Braden Doyle also joins the Huskies D corps from the transfer portal after playing the first half of last season at BU. Doyle is a talented puck-moving defenseman who has been working on his defensive game, and he’s expected to play minutes right away.
From the freshman class, the forward likely to provide the most production is Cam Lund. A local kid from Bridgewater, Massachusetts, Lund became NU’s highest draft pick since 2011 when he was selected 34th overall by the San Jose Sharks in July. He brings a strong shot to the Huskies’ top six, and his ceiling is sky high.
In addition to Doyle, three other key freshmen join the D corps: Hunter McDonald, Jackson Dorrington, and Vinny Borgesi. While McDonald and Dorrington are big, physical, defensive defensemen, Borgesi is a smaller, puck-moving, offensive-minded defenseman. All three are expected to play significant minutes all year.
Freshman Jack Williams projects to play an immediate role as a 200-foot forward, and likely slides into the fourth-line center position early in the year.
The Huskies added two new goaltenders to the mix in Grant Riley and Harrison Chesney. While neither will see time over Levi barring a calamitous year, both goalies will serve as important depth in case of an injury.
Here’s a potential projected lineup — the top three forward lines are groups that have been working together in practice per head coach Jerry Keefe, and they will likely start the season together. The D pairs are a question mark due to handedness — this NU team has an abundance of talented left-shot defensemen, and it’s likely that one of them will play on the opposite side to fit them all in the lineup. Expect the Huskies to roll out seven defensemen early in the year as they try to not only find pairs that work, but also get the young players game time.
AREAS OF FOCUS
This Northeastern team lost three key defensemen from last year. In order to mitigate that loss, the newcomers in the D corps need to adjust to the college game quickly. At the same time, players like Struble and Bucheler need to take another step forward. With Levi behind them, the defense won’t concede many goals.
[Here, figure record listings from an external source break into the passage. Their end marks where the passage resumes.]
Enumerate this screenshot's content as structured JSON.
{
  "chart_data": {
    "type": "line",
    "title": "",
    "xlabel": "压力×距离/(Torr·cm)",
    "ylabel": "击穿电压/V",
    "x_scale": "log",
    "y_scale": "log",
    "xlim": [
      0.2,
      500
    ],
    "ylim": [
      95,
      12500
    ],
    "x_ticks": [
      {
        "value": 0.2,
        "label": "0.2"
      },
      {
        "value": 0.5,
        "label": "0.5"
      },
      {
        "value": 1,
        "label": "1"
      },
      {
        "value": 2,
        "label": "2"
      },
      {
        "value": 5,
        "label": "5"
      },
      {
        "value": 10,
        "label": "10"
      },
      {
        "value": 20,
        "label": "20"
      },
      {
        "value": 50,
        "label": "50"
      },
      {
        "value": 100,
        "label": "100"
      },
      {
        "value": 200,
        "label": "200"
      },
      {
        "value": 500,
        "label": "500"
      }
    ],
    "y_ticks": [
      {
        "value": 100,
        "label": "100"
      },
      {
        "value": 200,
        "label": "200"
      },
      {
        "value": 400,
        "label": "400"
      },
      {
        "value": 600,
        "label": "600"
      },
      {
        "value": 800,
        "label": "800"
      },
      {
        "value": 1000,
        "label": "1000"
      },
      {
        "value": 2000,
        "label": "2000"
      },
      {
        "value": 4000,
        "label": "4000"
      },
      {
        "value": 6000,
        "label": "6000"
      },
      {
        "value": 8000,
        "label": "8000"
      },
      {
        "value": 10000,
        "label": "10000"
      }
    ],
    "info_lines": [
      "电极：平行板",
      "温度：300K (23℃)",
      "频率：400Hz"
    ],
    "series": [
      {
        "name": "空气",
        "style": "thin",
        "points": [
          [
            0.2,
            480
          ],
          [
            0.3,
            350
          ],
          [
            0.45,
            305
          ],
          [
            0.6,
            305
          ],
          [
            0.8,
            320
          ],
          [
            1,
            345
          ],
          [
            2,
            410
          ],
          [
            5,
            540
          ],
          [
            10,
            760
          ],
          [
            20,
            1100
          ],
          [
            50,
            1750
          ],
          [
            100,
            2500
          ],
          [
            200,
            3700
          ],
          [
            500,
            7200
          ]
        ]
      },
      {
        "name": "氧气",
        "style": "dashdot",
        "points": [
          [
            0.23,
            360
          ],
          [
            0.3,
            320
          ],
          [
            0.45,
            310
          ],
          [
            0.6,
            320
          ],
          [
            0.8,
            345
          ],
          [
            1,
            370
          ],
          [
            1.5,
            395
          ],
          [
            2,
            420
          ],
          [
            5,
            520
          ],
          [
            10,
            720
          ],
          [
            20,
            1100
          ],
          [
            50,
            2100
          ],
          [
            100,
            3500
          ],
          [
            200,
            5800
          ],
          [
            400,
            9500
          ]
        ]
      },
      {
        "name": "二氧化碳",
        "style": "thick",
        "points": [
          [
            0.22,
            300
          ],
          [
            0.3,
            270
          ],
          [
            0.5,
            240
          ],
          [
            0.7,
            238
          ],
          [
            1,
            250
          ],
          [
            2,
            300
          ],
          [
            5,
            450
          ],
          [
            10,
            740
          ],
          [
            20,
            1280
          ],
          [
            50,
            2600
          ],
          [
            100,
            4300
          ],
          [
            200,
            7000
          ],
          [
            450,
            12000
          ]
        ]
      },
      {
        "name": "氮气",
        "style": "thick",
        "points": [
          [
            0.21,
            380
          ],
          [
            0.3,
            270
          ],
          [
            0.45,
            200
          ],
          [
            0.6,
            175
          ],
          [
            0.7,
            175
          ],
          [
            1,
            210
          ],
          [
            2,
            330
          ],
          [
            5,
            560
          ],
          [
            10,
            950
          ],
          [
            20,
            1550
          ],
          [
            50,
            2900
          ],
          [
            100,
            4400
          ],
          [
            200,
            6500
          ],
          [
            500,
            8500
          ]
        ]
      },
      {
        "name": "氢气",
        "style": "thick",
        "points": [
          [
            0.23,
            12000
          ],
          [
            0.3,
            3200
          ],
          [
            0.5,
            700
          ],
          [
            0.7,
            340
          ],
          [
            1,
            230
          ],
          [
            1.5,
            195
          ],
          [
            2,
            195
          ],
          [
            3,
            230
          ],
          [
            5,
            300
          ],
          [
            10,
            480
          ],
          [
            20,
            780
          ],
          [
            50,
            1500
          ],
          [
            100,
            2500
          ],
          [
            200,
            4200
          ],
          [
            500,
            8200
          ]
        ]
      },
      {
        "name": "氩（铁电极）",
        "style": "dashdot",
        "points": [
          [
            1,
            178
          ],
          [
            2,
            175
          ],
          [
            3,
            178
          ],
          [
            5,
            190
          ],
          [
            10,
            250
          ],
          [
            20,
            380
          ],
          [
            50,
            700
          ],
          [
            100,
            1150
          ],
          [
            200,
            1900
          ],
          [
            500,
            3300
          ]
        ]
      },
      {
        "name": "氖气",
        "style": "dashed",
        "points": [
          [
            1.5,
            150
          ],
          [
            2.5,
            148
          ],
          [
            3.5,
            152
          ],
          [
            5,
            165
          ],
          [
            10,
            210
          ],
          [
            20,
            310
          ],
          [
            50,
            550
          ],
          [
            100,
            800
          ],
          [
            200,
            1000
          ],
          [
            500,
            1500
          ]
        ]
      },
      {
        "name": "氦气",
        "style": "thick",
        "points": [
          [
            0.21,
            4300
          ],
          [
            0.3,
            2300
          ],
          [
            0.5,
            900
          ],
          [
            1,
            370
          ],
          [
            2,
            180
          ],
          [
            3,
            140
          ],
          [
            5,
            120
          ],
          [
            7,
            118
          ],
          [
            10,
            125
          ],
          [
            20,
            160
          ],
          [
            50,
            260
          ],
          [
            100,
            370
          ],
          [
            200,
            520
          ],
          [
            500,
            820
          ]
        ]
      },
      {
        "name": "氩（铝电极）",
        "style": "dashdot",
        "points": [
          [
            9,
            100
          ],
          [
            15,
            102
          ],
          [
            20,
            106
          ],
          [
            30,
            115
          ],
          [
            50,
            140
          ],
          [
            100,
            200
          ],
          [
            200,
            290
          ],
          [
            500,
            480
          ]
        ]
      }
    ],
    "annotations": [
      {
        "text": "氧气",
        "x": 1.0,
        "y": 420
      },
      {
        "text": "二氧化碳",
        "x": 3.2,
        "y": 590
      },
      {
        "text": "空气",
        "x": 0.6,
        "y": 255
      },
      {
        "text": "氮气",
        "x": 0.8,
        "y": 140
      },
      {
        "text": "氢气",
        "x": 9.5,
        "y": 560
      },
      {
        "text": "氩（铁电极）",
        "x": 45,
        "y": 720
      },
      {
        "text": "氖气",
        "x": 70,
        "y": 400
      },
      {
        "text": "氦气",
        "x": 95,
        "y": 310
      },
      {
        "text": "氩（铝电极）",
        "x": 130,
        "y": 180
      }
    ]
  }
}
But if this group of defensemen can play up to their potential, the number of goals Northeastern allows could be staggeringly low.
Depth scoring is another key area the Huskies need to improve in. While McDonough and Colangelo poured in goals in the second half, Northeastern needs some secondary scoring this year to add more threat to the offense. Adding a proven scorer in Hockey East like Walsh shows intent to rectify that. Look for Jakov Novak and Jack Hughes to have big breakouts this year on the offensive end.
The Northeastern power play has to replace the first unit’s captain in Jordan Harris. Keefe mentioned that rather than trying to make someone fill Harris’ role, the Huskies are looking to adapt their power play units to fit different skill sets. McDonough, Colangelo, and Hryckowian are all proven scorers with the man advantage, but the key man is Fontaine. His energy and driving cuts through the middle on the power play open up lanes for other players, and with his facilitation, Northeastern could see huge numbers from their power-play units.
The hype around this team is justified. Keefe and his staff have done a great job adding necessary pieces to build a complete roster. The depth of this team is something Keefe is very excited about, and it’s easy to see why with players with skill like Matt DeMelis and Matt Choupani in fourth-line roles. There are scoring threats throughout the lineup, and the Huskies are backed up by the best goaltender in the country.
This team’s goals are clear: win Hockey East, win a Beanpot, and win a national championship. There is genuine reason to believe that all three are possible this year. Expect this team to compete late into spring.